The union has been negotiating with Namdeb since November 2013, demanding a 15% increase, while the company is offering 7,5% and 8,5% for bands A, B and C. Additionally the union is requesting a 14% housing allowance, while Namdeb merely offers 8.5% in this regard. The union is also demanding a 100% company contribution in Medical Aid and 85% in school subsidies.

Zaamwani-Kamwi said the company’s offer surpasses the salary settlements reached at other mines in the country but MUN rejected the offer.

“During the mediation efforts, the company revised its offer to 10% on basic wages for all employees, as well as an additional 10% contribution by the company to employees’ medical aid,” she said.

She also said the strike affects most of the operations at Namdeb, with an estimated loss of approximately N$10 million in revenue per day. “Namdeb is an aging mine. The strategic focus of my management team has, for the last five years, been to break new frontiers in efforts to find innovative ways to prolong the life of the operations and ensure a sustainable future for the benefit of Namibia and its people. “In fact, as far as we know, Namdeb may well be the oldest operating alluvial diamond mine in the wold, giving testimony to the incredible efforts over the years to keep this aging mine in operation,” she said.

However, Zaamwani-Kamwi said the strike might deal a severe blow to the gallant efforts of the company. She said in comparison to its peers in the mining industry, Namdeb employees currently earn above the 75th percentile.

“The lowest paid employee earns a basic salary of N$5 790. In addition to this, the company pays other allowances, bringing the total (minimum) cash package to N$5 900,” she said. Zaamwani-Kamwi added that workers enjoy other benefits such as free housing and utitlities, as well as subsidised school fees for their children.

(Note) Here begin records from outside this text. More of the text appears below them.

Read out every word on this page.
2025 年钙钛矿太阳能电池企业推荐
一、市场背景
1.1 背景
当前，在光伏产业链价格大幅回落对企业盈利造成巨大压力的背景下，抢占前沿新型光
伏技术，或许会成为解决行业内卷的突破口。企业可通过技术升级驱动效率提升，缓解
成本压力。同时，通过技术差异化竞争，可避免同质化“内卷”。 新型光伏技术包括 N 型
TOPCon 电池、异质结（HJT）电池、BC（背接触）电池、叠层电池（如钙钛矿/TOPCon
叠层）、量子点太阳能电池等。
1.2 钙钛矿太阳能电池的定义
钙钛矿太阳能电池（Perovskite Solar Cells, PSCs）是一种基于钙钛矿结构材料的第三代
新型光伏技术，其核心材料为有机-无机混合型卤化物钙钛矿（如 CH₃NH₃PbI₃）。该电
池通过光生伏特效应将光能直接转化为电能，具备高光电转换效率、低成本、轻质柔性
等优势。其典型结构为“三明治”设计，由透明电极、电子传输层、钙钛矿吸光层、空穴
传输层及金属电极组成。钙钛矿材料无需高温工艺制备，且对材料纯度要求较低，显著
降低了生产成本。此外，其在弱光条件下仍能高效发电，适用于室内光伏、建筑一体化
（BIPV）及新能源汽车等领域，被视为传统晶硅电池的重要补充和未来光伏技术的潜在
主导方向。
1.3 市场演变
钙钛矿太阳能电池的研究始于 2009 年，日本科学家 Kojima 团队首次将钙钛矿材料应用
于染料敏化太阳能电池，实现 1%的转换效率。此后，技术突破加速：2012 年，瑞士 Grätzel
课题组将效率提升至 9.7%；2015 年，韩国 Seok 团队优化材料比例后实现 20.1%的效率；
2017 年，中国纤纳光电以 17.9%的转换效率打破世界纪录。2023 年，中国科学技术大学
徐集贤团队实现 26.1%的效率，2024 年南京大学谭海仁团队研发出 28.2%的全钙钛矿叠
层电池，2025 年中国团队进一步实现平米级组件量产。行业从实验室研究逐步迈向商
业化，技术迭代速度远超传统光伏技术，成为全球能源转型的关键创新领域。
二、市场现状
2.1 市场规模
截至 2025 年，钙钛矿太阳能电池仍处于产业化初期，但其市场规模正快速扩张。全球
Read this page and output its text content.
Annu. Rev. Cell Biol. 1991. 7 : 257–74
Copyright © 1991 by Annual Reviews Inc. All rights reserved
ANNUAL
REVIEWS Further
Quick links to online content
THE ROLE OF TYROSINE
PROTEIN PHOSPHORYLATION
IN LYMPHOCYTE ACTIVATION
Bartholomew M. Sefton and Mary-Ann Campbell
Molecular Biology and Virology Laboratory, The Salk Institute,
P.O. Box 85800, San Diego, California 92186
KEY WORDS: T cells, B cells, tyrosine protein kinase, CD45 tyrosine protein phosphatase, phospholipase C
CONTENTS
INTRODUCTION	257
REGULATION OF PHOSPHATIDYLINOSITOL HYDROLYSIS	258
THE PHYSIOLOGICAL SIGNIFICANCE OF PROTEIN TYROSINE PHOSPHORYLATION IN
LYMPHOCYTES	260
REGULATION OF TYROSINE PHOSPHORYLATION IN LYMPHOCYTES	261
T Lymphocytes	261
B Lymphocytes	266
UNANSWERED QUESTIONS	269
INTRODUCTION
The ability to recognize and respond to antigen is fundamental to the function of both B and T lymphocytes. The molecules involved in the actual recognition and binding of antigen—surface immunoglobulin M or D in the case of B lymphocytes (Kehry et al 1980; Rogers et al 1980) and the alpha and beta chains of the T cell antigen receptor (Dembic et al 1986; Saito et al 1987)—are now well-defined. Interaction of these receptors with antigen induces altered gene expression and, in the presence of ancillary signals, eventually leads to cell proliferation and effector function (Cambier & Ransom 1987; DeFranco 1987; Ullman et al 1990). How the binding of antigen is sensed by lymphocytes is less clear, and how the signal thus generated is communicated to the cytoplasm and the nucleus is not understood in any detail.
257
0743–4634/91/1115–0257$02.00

In addition, she said the company has a closed medical aid scheme with members being employees and pensioners of Namdeb, Debmarine and Namibia Diamond Trading Company only. “Any charges to the scheme impact all three companies. The current medical aid contribution is 60% for the company and 40% for employees. The lowest paid employee, married with two children, would pay N$1 400 per month and the company contributes N$2 107 per month. “Management recognises that the current scheme might not be sustainable in the long run. We believe the provision of medical aid is a critical value proposition for our employees, and we would like to engage subject matter experts to review our medical aid structures, such that an alternative is found which will alleviate the escalating costs for employees, and reduce their contribution,” she said.

She explained, however, that the matter cannot be concluded overnight and the company has asked the MUN to allow for a twelve-months period to allow subject matter experts to provide them with an alternative. “However, this has been rejected by the MUN,” she said.

Zaamwani-Kamwi said that the company remains committed to finding an amicable solution to the current dispute and continue to communicate with employees in an effort to bring the strike to an end as soon as possible.

Namdeb general manager Riaan Burger said he was saddened by the current turn of events. “I know that Namibia cannot afford this. We face immense socioeconomic challenges across the country and I have always taken pride in the knowledge that Namdeb plays a vital role in creating wealth for Namibia to address these challenges,” he said, adding that the strike was unwelcome, not only for the company and its operations, but for the country.